Menteri Keuangan Purbaya Yudhi Sadewa mengatakan nilai dividen yang akan diterima pemerintah mencapai kurang lebih Rp120 triliun. Setoran tersebut dijadwalkan masuk pada tahun ini.
“Sekitar Rp120 triliun tahun ini. Itu yang diputuskan oleh presiden,” kata Purbaya, dikutip pada Minggu (30/8/2026).
Dividen Danantara Masuk PNBP Lain-Lain
Perlakuan terhadap dividen Danantara tersebut berbeda dengan periode sebelum terbentuknya Danantara. Sebelumnya, dividen yang diperoleh pemerintah dikategorikan sebagai PNBP yang berasal dari kekayaan negara dipisahkan (KND).
Setelah terbentuknya Danantara, dividen yang diterima pemerintah tidak lagi dikategorikan sebagai PNBP KND. Dividen tersebut nantinya akan dicatat sebagai PNBP lain-lain.
Dividen Digunakan untuk Memperkuat Anggaran
Purbaya menjelaskan dividen Danantara Rp120 triliun tersebut akan digunakan pemerintah untuk memperkuat kondisi anggaran. Dana itu juga akan menjadi cadangan untuk mengantisipasi kebutuhan belanja yang tidak terduga.
Selain memperkuat anggaran, penerimaan tersebut akan membantu pemerintah menjaga defisit anggaran tetap berada pada level 2,85% dari produk domestik bruto (PDB).
“Ini untuk cadangan dulu supaya anggaran kita makin kuat. Cadangan kalau kita perlu pengeluaran lebih yang tidak terduga,” ujar Purbaya.

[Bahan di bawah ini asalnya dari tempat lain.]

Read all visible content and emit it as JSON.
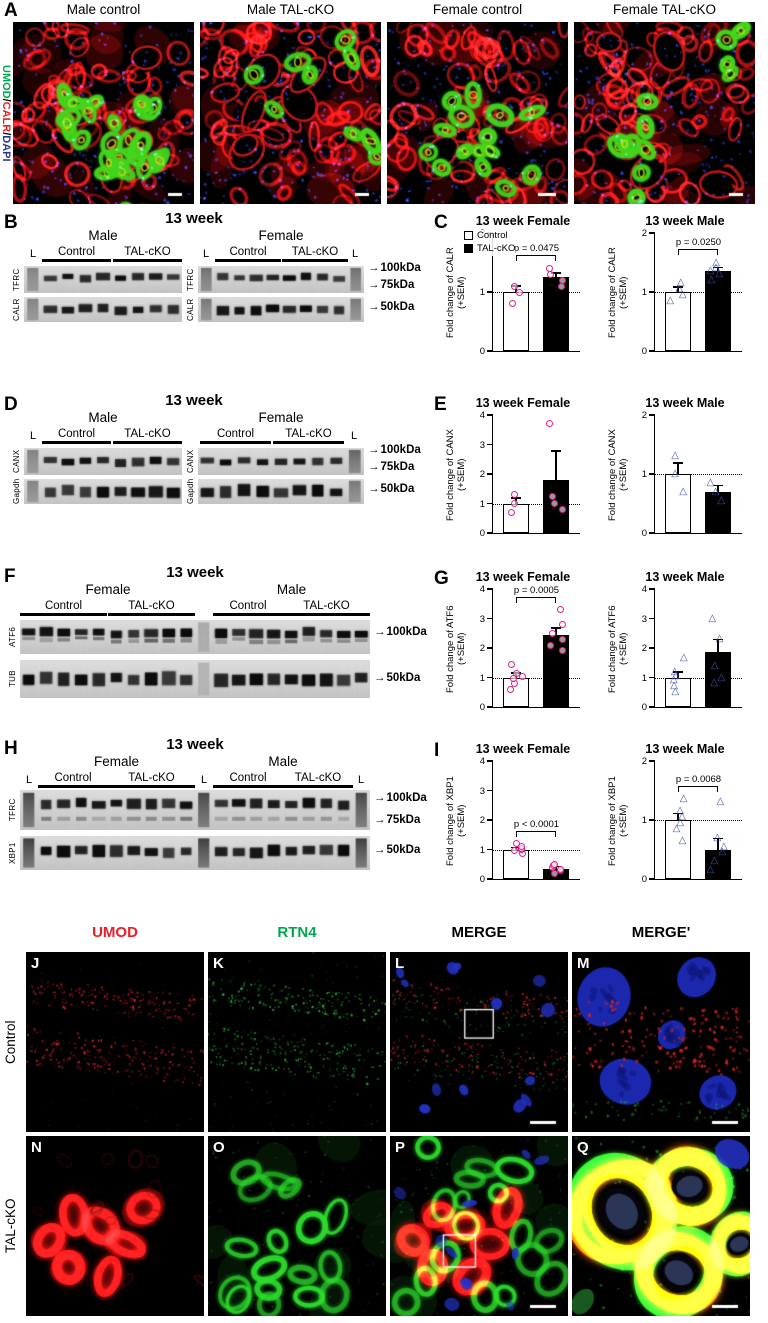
{
  "panelA": {
    "label": "A",
    "side_label": [
      {
        "text": "UMOD",
        "color": "#00a651"
      },
      {
        "text": "/",
        "color": "#000000"
      },
      {
        "text": "CALR",
        "color": "#ed1c24"
      },
      {
        "text": "/",
        "color": "#000000"
      },
      {
        "text": "DAPI",
        "color": "#2e3192"
      }
    ],
    "image_titles": [
      "Male control",
      "Male TAL-cKO",
      "Female control",
      "Female TAL-cKO"
    ]
  },
  "panelB": {
    "label": "B",
    "title": "13 week",
    "groups": [
      "Male",
      "Female"
    ],
    "col_labels": [
      "Control",
      "TAL-cKO"
    ],
    "ladder": "L",
    "proteins": [
      "TFRC",
      "CALR"
    ],
    "markers": [
      "100kDa",
      "75kDa",
      "50kDa"
    ]
  },
  "panelC": {
    "label": "C"
  },
  "panelD": {
    "label": "D",
    "title": "13 week",
    "groups": [
      "Male",
      "Female"
    ],
    "col_labels": [
      "Control",
      "TAL-cKO"
    ],
    "ladder": "L",
    "proteins": [
      "CANX",
      "Gapdh"
    ],
    "markers": [
      "100kDa",
      "75kDa",
      "50kDa"
    ]
  },
  "panelE": {
    "label": "E"
  },
  "panelF": {
    "label": "F",
    "title": "13 week",
    "groups": [
      "Female",
      "Male"
    ],
    "col_labels": [
      "Control",
      "TAL-cKO"
    ],
    "ladder": "L",
    "proteins": [
      "ATF6",
      "TUB"
    ],
    "markers": [
      "100kDa",
      "50kDa"
    ]
  },
  "panelG": {
    "label": "G"
  },
  "panelH": {
    "label": "H",
    "title": "13 week",
    "groups": [
      "Female",
      "Male"
    ],
    "col_labels": [
      "Control",
      "TAL-cKO"
    ],
    "ladder": "L",
    "proteins": [
      "TFRC",
      "XBP1"
    ],
    "markers": [
      "100kDa",
      "75kDa",
      "50kDa"
    ]
  },
  "panelI": {
    "label": "I"
  },
  "legend": {
    "items": [
      {
        "label": "Control",
        "fill": "#ffffff"
      },
      {
        "label": "TAL-cKO",
        "fill": "#000000"
      }
    ]
  },
  "panelJQ": {
    "headers": [
      {
        "text": "UMOD",
        "color": "#ed1c24"
      },
      {
        "text": "RTN4",
        "color": "#00a651"
      },
      {
        "text": "MERGE",
        "color": "#000000"
      },
      {
        "text": "MERGE'",
        "color": "#000000"
      }
    ],
    "row_labels": [
      "Control",
      "TAL-cKO"
    ],
    "letters": [
      [
        "J",
        "K",
        "L",
        "M"
      ],
      [
        "N",
        "O",
        "P",
        "Q"
      ]
    ]
  },
  "chart_data": [
    {
      "id": "C-female",
      "panel": "C",
      "type": "bar",
      "title": "13 week Female",
      "ylabel": "Fold change of CALR (+SEM)",
      "categories": [
        "Control",
        "TAL-cKO"
      ],
      "values": [
        1.0,
        1.25
      ],
      "errors": [
        0.09,
        0.06
      ],
      "points": [
        [
          0.8,
          1.0,
          1.1
        ],
        [
          1.1,
          1.2,
          1.3,
          1.4
        ]
      ],
      "point_shape": "circle",
      "point_color": "#e0218a",
      "bar_colors": [
        "#ffffff",
        "#000000"
      ],
      "ylim": [
        0,
        2
      ],
      "yticks": [
        0,
        1,
        2
      ],
      "ref_line": 1,
      "p_label": "p = 0.0475",
      "legend": true
    },
    {
      "id": "C-male",
      "panel": "C",
      "type": "bar",
      "title": "13 week Male",
      "ylabel": "Fold change of CALR (+SEM)",
      "categories": [
        "Control",
        "TAL-cKO"
      ],
      "values": [
        1.0,
        1.35
      ],
      "errors": [
        0.07,
        0.05
      ],
      "points": [
        [
          0.85,
          0.95,
          1.05,
          1.15
        ],
        [
          1.2,
          1.3,
          1.35,
          1.4,
          1.5
        ]
      ],
      "point_shape": "triangle",
      "point_color": "#3c54a4",
      "bar_colors": [
        "#ffffff",
        "#000000"
      ],
      "ylim": [
        0,
        2
      ],
      "yticks": [
        0,
        1,
        2
      ],
      "ref_line": 1,
      "p_label": "p = 0.0250"
    },
    {
      "id": "E-female",
      "panel": "E",
      "type": "bar",
      "title": "13 week Female",
      "ylabel": "Fold change of CANX (+SEM)",
      "categories": [
        "Control",
        "TAL-cKO"
      ],
      "values": [
        1.0,
        1.8
      ],
      "errors": [
        0.17,
        0.95
      ],
      "points": [
        [
          0.7,
          1.0,
          1.3
        ],
        [
          0.8,
          1.0,
          1.25,
          3.7
        ]
      ],
      "point_shape": "circle",
      "point_color": "#e0218a",
      "bar_colors": [
        "#ffffff",
        "#000000"
      ],
      "ylim": [
        0,
        4
      ],
      "yticks": [
        0,
        1,
        2,
        3,
        4
      ],
      "ref_line": 1
    },
    {
      "id": "E-male",
      "panel": "E",
      "type": "bar",
      "title": "13 week Male",
      "ylabel": "Fold change of CANX (+SEM)",
      "categories": [
        "Control",
        "TAL-cKO"
      ],
      "values": [
        1.0,
        0.7
      ],
      "errors": [
        0.17,
        0.09
      ],
      "points": [
        [
          0.7,
          1.0,
          1.3
        ],
        [
          0.55,
          0.7,
          0.85
        ]
      ],
      "point_shape": "triangle",
      "point_color": "#3c54a4",
      "bar_colors": [
        "#ffffff",
        "#000000"
      ],
      "ylim": [
        0,
        2
      ],
      "yticks": [
        0,
        1,
        2
      ],
      "ref_line": 1
    },
    {
      "id": "G-female",
      "panel": "G",
      "type": "bar",
      "title": "13 week Female",
      "ylabel": "Fold change of ATF6 (+SEM)",
      "categories": [
        "Control",
        "TAL-cKO"
      ],
      "values": [
        1.0,
        2.45
      ],
      "errors": [
        0.12,
        0.2
      ],
      "points": [
        [
          0.6,
          0.8,
          0.95,
          1.05,
          1.15,
          1.45
        ],
        [
          1.9,
          2.1,
          2.3,
          2.5,
          2.8,
          3.3
        ]
      ],
      "point_shape": "circle",
      "point_color": "#e0218a",
      "bar_colors": [
        "#ffffff",
        "#000000"
      ],
      "ylim": [
        0,
        4
      ],
      "yticks": [
        0,
        1,
        2,
        3,
        4
      ],
      "ref_line": 1,
      "p_label": "p = 0.0005"
    },
    {
      "id": "G-male",
      "panel": "G",
      "type": "bar",
      "title": "13 week Male",
      "ylabel": "Fold change of ATF6 (+SEM)",
      "categories": [
        "Control",
        "TAL-cKO"
      ],
      "values": [
        1.0,
        1.85
      ],
      "errors": [
        0.17,
        0.42
      ],
      "points": [
        [
          0.5,
          0.7,
          0.9,
          1.05,
          1.2,
          1.65
        ],
        [
          0.8,
          1.0,
          1.4,
          2.3,
          3.0
        ]
      ],
      "point_shape": "triangle",
      "point_color": "#3c54a4",
      "bar_colors": [
        "#ffffff",
        "#000000"
      ],
      "ylim": [
        0,
        4
      ],
      "yticks": [
        0,
        1,
        2,
        3,
        4
      ],
      "ref_line": 1
    },
    {
      "id": "I-female",
      "panel": "I",
      "type": "bar",
      "title": "13 week Female",
      "ylabel": "Fold change of XBP1 (+SEM)",
      "categories": [
        "Control",
        "TAL-cKO"
      ],
      "values": [
        1.0,
        0.35
      ],
      "errors": [
        0.05,
        0.05
      ],
      "points": [
        [
          0.85,
          0.95,
          1.0,
          1.05,
          1.1,
          1.2
        ],
        [
          0.2,
          0.28,
          0.33,
          0.38,
          0.45,
          0.5
        ]
      ],
      "point_shape": "circle",
      "point_color": "#e0218a",
      "bar_colors": [
        "#ffffff",
        "#000000"
      ],
      "ylim": [
        0,
        4
      ],
      "yticks": [
        0,
        1,
        2,
        3,
        4
      ],
      "ref_line": 1,
      "p_label": "p < 0.0001"
    },
    {
      "id": "I-male",
      "panel": "I",
      "type": "bar",
      "title": "13 week Male",
      "ylabel": "Fold change of XBP1 (+SEM)",
      "categories": [
        "Control",
        "TAL-cKO"
      ],
      "values": [
        1.0,
        0.5
      ],
      "errors": [
        0.1,
        0.17
      ],
      "points": [
        [
          0.65,
          0.85,
          0.95,
          1.05,
          1.15,
          1.35
        ],
        [
          0.15,
          0.3,
          0.45,
          0.55,
          0.7,
          1.3
        ]
      ],
      "point_shape": "triangle",
      "point_color": "#3c54a4",
      "bar_colors": [
        "#ffffff",
        "#000000"
      ],
      "ylim": [
        0,
        2
      ],
      "yticks": [
        0,
        1,
        2
      ],
      "ref_line": 1,
      "p_label": "p = 0.0068"
    }
  ]
}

Defisit Anggaran Diperkirakan Capai Rp734,3 Triliun
Penerimaan dividen tersebut menjadi bagian penting dalam pengelolaan anggaran ketika proyeksi defisit tahun ini mengalami pelebaran. Defisit anggaran diperkirakan mencapai Rp734,3 triliun atau setara dengan 2,85% dari PDB.
Angka tersebut lebih besar dibandingkan dengan rencana awal pemerintah. Sebelumnya, defisit anggaran direncanakan sebesar Rp689,1 triliun atau 2,68% dari PDB.

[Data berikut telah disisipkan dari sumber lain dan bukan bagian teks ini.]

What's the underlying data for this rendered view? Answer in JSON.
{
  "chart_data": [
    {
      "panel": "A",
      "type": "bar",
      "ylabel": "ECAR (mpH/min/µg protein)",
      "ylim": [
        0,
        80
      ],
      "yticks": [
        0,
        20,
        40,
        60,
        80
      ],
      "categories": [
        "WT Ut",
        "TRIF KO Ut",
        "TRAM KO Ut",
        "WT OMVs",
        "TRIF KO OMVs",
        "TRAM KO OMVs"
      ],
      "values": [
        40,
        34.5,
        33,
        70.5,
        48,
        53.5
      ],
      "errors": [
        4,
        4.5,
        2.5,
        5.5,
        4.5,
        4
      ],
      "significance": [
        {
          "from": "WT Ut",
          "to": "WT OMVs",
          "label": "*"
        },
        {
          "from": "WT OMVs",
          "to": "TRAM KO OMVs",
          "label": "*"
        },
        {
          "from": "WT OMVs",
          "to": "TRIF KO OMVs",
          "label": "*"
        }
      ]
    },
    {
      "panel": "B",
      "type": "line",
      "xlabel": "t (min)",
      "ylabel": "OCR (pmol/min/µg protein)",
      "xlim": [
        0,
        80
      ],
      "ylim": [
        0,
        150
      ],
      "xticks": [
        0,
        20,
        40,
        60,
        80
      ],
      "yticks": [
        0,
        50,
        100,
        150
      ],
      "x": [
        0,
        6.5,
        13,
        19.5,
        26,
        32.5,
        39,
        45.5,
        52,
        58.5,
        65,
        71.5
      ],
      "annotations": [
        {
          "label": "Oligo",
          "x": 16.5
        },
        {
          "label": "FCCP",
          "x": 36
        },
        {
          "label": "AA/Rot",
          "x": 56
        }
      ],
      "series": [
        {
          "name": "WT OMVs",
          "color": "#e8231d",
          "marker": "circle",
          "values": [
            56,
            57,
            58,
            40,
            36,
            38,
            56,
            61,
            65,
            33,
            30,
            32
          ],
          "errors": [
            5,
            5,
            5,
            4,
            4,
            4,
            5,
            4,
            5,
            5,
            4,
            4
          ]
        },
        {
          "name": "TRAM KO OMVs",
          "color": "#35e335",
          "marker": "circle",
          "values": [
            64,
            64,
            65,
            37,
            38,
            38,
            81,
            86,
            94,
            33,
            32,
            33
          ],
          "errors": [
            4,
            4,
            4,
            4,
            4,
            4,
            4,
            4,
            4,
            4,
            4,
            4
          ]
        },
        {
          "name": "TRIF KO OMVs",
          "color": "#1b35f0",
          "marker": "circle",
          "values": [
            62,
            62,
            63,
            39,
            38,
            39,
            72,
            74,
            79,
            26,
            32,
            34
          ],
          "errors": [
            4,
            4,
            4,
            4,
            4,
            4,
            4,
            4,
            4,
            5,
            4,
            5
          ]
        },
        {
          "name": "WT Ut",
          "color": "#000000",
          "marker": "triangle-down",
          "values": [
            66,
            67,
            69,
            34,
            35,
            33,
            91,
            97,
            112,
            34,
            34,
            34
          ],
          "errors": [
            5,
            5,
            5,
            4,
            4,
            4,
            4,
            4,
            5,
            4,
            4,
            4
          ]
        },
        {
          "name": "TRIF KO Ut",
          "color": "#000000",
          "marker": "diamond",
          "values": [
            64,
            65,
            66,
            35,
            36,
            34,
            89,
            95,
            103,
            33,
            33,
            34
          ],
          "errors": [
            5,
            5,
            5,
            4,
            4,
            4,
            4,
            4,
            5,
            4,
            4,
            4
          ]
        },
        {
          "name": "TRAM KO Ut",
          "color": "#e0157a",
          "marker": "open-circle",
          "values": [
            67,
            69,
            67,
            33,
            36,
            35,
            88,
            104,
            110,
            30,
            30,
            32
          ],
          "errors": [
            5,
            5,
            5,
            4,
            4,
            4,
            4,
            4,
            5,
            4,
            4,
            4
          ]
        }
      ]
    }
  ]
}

Kenaikan PNBP Kompensasi Shortfall Pajak
Pelebaran defisit anggaran tersebut salah satunya disebabkan oleh bertambahnya belanja pemerintah serta terjadinya shortfall penerimaan perpajakan.

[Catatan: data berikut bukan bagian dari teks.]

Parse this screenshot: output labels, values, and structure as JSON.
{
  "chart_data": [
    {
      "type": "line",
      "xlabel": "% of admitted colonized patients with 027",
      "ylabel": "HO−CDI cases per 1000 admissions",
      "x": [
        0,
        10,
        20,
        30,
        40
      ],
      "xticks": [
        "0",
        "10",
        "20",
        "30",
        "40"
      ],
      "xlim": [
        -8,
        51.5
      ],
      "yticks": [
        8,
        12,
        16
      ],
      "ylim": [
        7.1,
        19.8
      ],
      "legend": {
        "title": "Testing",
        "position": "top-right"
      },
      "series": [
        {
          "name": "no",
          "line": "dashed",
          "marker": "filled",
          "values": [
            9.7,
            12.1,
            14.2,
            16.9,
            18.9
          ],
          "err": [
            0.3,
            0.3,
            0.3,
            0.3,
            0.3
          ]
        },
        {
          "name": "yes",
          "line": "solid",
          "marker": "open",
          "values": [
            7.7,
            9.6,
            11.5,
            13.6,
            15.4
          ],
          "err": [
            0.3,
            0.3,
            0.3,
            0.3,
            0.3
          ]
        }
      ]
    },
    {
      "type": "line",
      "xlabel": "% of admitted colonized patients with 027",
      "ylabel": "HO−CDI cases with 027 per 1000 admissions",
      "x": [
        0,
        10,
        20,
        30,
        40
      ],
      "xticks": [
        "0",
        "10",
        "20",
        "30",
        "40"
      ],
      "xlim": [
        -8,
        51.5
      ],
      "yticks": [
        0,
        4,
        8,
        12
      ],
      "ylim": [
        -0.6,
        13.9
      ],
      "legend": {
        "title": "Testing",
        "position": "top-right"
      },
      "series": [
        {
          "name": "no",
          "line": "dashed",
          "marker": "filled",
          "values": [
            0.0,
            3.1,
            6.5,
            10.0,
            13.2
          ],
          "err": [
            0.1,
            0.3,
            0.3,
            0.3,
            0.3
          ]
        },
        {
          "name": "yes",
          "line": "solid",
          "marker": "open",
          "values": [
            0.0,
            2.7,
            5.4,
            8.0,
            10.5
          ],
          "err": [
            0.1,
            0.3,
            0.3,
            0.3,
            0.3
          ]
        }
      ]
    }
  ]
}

Meski demikian, pembengkakan belanja dan shortfall penerimaan pajak tersebut akan dikompensasi melalui kenaikan PNBP. Dalam konteks tersebut, penerimaan dividen dari Danantara menjadi salah satu sumber PNBP yang akan memperkuat posisi anggaran pemerintah pada tahun ini.